For this reason we integrate Famix for its ability to model systems written in various languages. Additionally, together with the parsing facilities, we also extend the basic logic of Famix with complete importers and link the high level graph model with the abstract syntax tree and the source code.

An example of a visualization of a C++ class together with its source code and abstract syntax tree
An example of a visualization of a C++ class together with its source code and abstract syntax tree

Through this integration, GT becomes a highly flexible tool for reasoning about systems' structure. At the same time, the analysis workflow remains identical to any other activity we have in GT. This allows us to combine various sources and analyses and adapt to the needs that appear in practice when assessing software systems.

Distinct environment

If we define a Smalltalk-like system as being the language plus the environment, GT is a new such system. The tools and the experience are different, but more importantly, the workflows that it enables are distinct.

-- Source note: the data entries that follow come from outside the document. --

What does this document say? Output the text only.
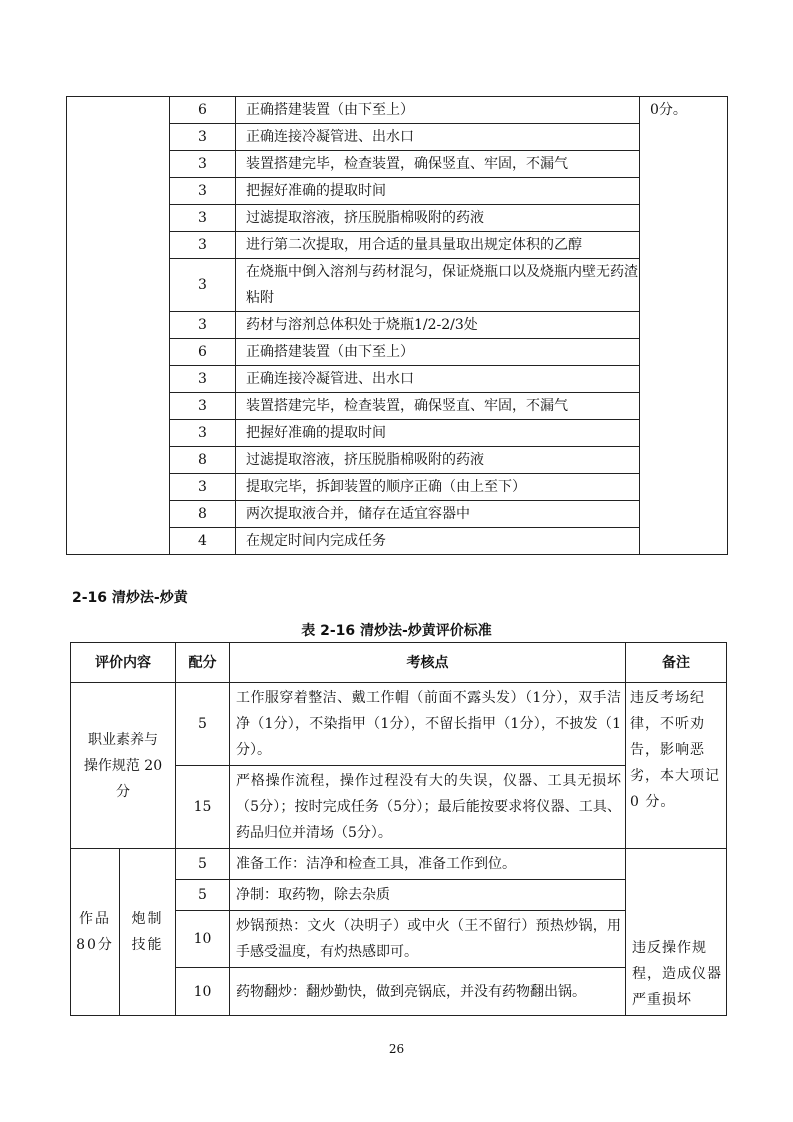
	6	正确搭建装置（由下至上）	0分。
	3	正确连接冷凝管进、出水口	
	3	装置搭建完毕，检查装置，确保竖直、牢固，不漏气	
	3	把握好准确的提取时间	
	3	过滤提取溶液，挤压脱脂棉吸附的药液	
	3	进行第二次提取，用合适的量具量取出规定体积的乙醇	
	3	在烧瓶中倒入溶剂与药材混匀，保证烧瓶口以及烧瓶内壁无药渣粘附	
	3	药材与溶剂总体积处于烧瓶1/2-2/3处	
	6	正确搭建装置（由下至上）	
	3	正确连接冷凝管进、出水口	
	3	装置搭建完毕，检查装置，确保竖直、牢固，不漏气	
	3	把握好准确的提取时间	
	8	过滤提取溶液，挤压脱脂棉吸附的药液	
	3	提取完毕，拆卸装置的顺序正确（由上至下）	
	8	两次提取液合并，储存在适宜容器中	
	4	在规定时间内完成任务	

2-16 清炒法-炒黄

表 2-16 清炒法-炒黄评价标准

评价内容		配分	考核点	备注
职业素养与操作规范 20 分		5	工作服穿着整洁、戴工作帽（前面不露头发）（1分），双手洁净（1分），不染指甲（1分），不留长指甲（1分），不披发（1分）。	违反考场纪律，不听劝告，影响恶劣，本大项记0 分。
		15	严格操作流程，操作过程没有大的失误，仪器、工具无损坏（5分）；按时完成任务（5分）；最后能按要求将仪器、工具、药品归位并清场（5分）。	
作品80分	炮制技能	5	准备工作：洁净和检查工具，准备工作到位。	违反操作规程，造成仪器严重损坏
		5	净制：取药物，除去杂质	
		10	炒锅预热：文火（决明子）或中火（王不留行）预热炒锅，用手感受温度，有灼热感即可。	
		10	药物翻炒：翻炒勤快，做到亮锅底，并没有药物翻出锅。	
26
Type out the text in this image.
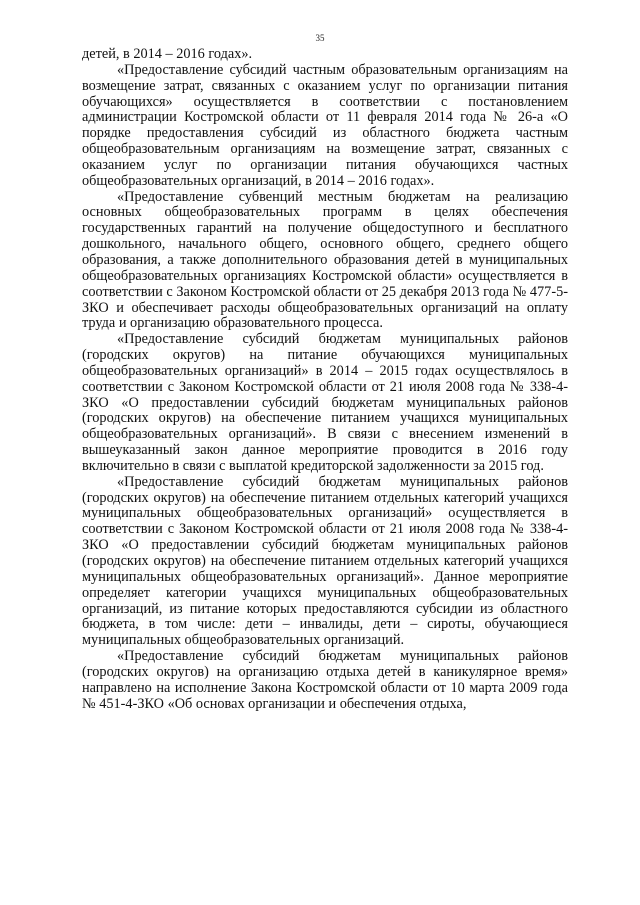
35

детей, в 2014 – 2016 годах».

«Предоставление субсидий частным образовательным организациям на возмещение затрат, связанных с оказанием услуг по организации питания обучающихся» осуществляется в соответствии с постановлением администрации Костромской области от 11 февраля 2014 года № 26-а «О порядке предоставления субсидий из областного бюджета частным общеобразовательным организациям на возмещение затрат, связанных с оказанием услуг по организации питания обучающихся частных общеобразовательных организаций, в 2014 – 2016 годах».

«Предоставление субвенций местным бюджетам на реализацию основных общеобразовательных программ в целях обеспечения государственных гарантий на получение общедоступного и бесплатного дошкольного, начального общего, основного общего, среднего общего образования, а также дополнительного образования детей в муниципальных общеобразовательных организациях Костромской области» осуществляется в соответствии с Законом Костромской области от 25 декабря 2013 года № 477-5-ЗКО и обеспечивает расходы общеобразовательных организаций на оплату труда и организацию образовательного процесса.

«Предоставление субсидий бюджетам муниципальных районов (городских округов) на питание обучающихся муниципальных общеобразовательных организаций» в 2014 – 2015 годах осуществлялось в соответствии с Законом Костромской области от 21 июля 2008 года № 338-4-ЗКО «О предоставлении субсидий бюджетам муниципальных районов (городских округов) на обеспечение питанием учащихся муниципальных общеобразовательных организаций». В связи с внесением изменений в вышеуказанный закон данное мероприятие проводится в 2016 году включительно в связи с выплатой кредиторской задолженности за 2015 год.

«Предоставление субсидий бюджетам муниципальных районов (городских округов) на обеспечение питанием отдельных категорий учащихся муниципальных общеобразовательных организаций» осуществляется в соответствии с Законом Костромской области от 21 июля 2008 года № 338-4-ЗКО «О предоставлении субсидий бюджетам муниципальных районов (городских округов) на обеспечение питанием отдельных категорий учащихся муниципальных общеобразовательных организаций». Данное мероприятие определяет категории учащихся муниципальных общеобразовательных организаций, из питание которых предоставляются субсидии из областного бюджета, в том числе: дети – инвалиды, дети – сироты, обучающиеся муниципальных общеобразовательных организаций.

«Предоставление субсидий бюджетам муниципальных районов (городских округов) на организацию отдыха детей в каникулярное время» направлено на исполнение Закона Костромской области от 10 марта 2009 года № 451-4-ЗКО «Об основах организации и обеспечения отдыха,
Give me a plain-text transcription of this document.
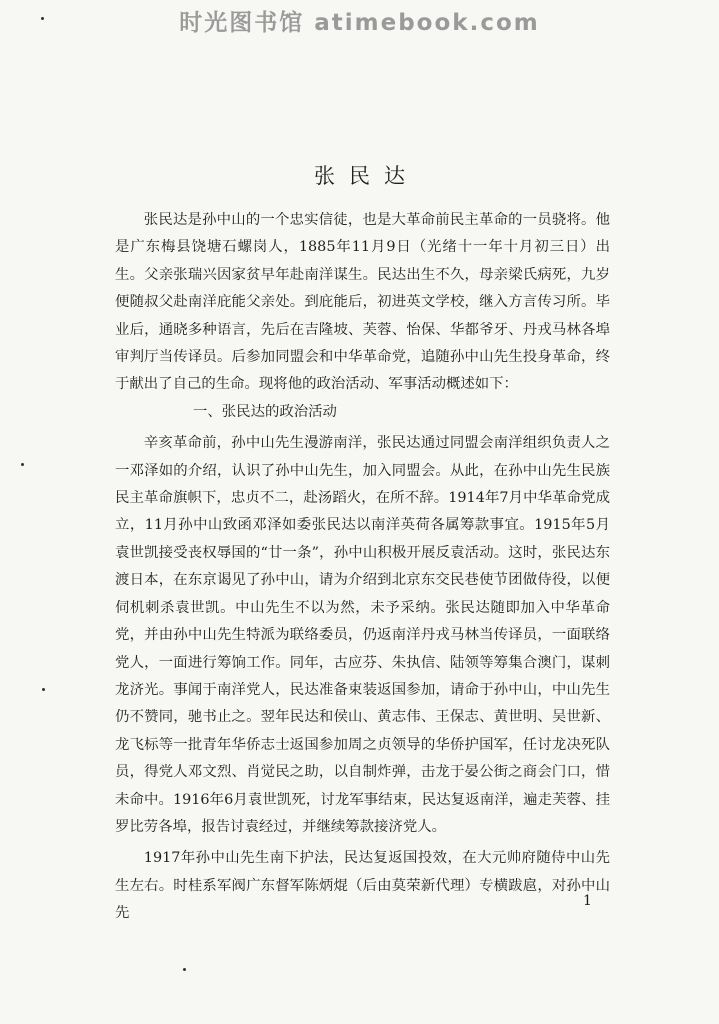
时光图书馆 atimebook.com
张民达

张民达是孙中山的一个忠实信徒，也是大革命前民主革命的一员骁将。他是广东梅县饶塘石螺岗人，1885年11月9日（光绪十一年十月初三日）出生。父亲张瑞兴因家贫早年赴南洋谋生。民达出生不久，母亲梁氏病死，九岁便随叔父赴南洋庇能父亲处。到庇能后，初进英文学校，继入方言传习所。毕业后，通晓多种语言，先后在吉隆坡、芙蓉、怡保、华都爷牙、丹戎马林各埠审判厅当传译员。后参加同盟会和中华革命党，追随孙中山先生投身革命，终于献出了自己的生命。现将他的政治活动、军事活动概述如下：

一、张民达的政治活动

辛亥革命前，孙中山先生漫游南洋，张民达通过同盟会南洋组织负责人之一邓泽如的介绍，认识了孙中山先生，加入同盟会。从此，在孙中山先生民族民主革命旗帜下，忠贞不二，赴汤蹈火，在所不辞。1914年7月中华革命党成立，11月孙中山致函邓泽如委张民达以南洋英荷各属筹款事宜。1915年5月袁世凯接受丧权辱国的“廿一条”，孙中山积极开展反袁活动。这时，张民达东渡日本，在东京谒见了孙中山，请为介绍到北京东交民巷使节团做侍役，以便伺机刺杀袁世凯。中山先生不以为然，未予采纳。张民达随即加入中华革命党，并由孙中山先生特派为联络委员，仍返南洋丹戎马林当传译员，一面联络党人，一面进行筹饷工作。同年，古应芬、朱执信、陆领等筹集合澳门，谋刺龙济光。事闻于南洋党人，民达准备束装返国参加，请命于孙中山，中山先生仍不赞同，驰书止之。翌年民达和侯山、黄志伟、王保志、黄世明、吴世新、龙飞标等一批青年华侨志士返国参加周之贞领导的华侨护国军，任讨龙决死队员，得党人邓文烈、肖觉民之助，以自制炸弹，击龙于晏公街之商会门口，惜未命中。1916年6月袁世凯死，讨龙军事结束，民达复返南洋，遍走芙蓉、挂罗比劳各埠，报告讨袁经过，并继续筹款接济党人。

1917年孙中山先生南下护法，民达复返国投效，在大元帅府随侍中山先生左右。时桂系军阀广东督军陈炳焜（后由莫荣新代理）专横跋扈，对孙中山先

1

We see the environment as a language made of visual and interaction operators that can be combined in many ways to address various scenarios in a uniform manner and at low costs. In the process, we reimagined the coding experience with editors that can be augmented with sophsticated widgets live. We bridged the gap between development and documentation through live documents and examples. We created a whole new graphical stack that unifies the space of visualizations, widgets and editors, thereby laying the ground for new kinds of interfaces. We created an extensive and flexible analysis infrastructure to support software assessment for existing systems written in other languages. And we achieved all this with a relatively small code base.

The traditional Smalltalk environment was a revolution when it was created. It enabled humans to interact with the inside of software systems in novel ways that then led to a new way of perceiving programming. We see moldable development as yet another leap.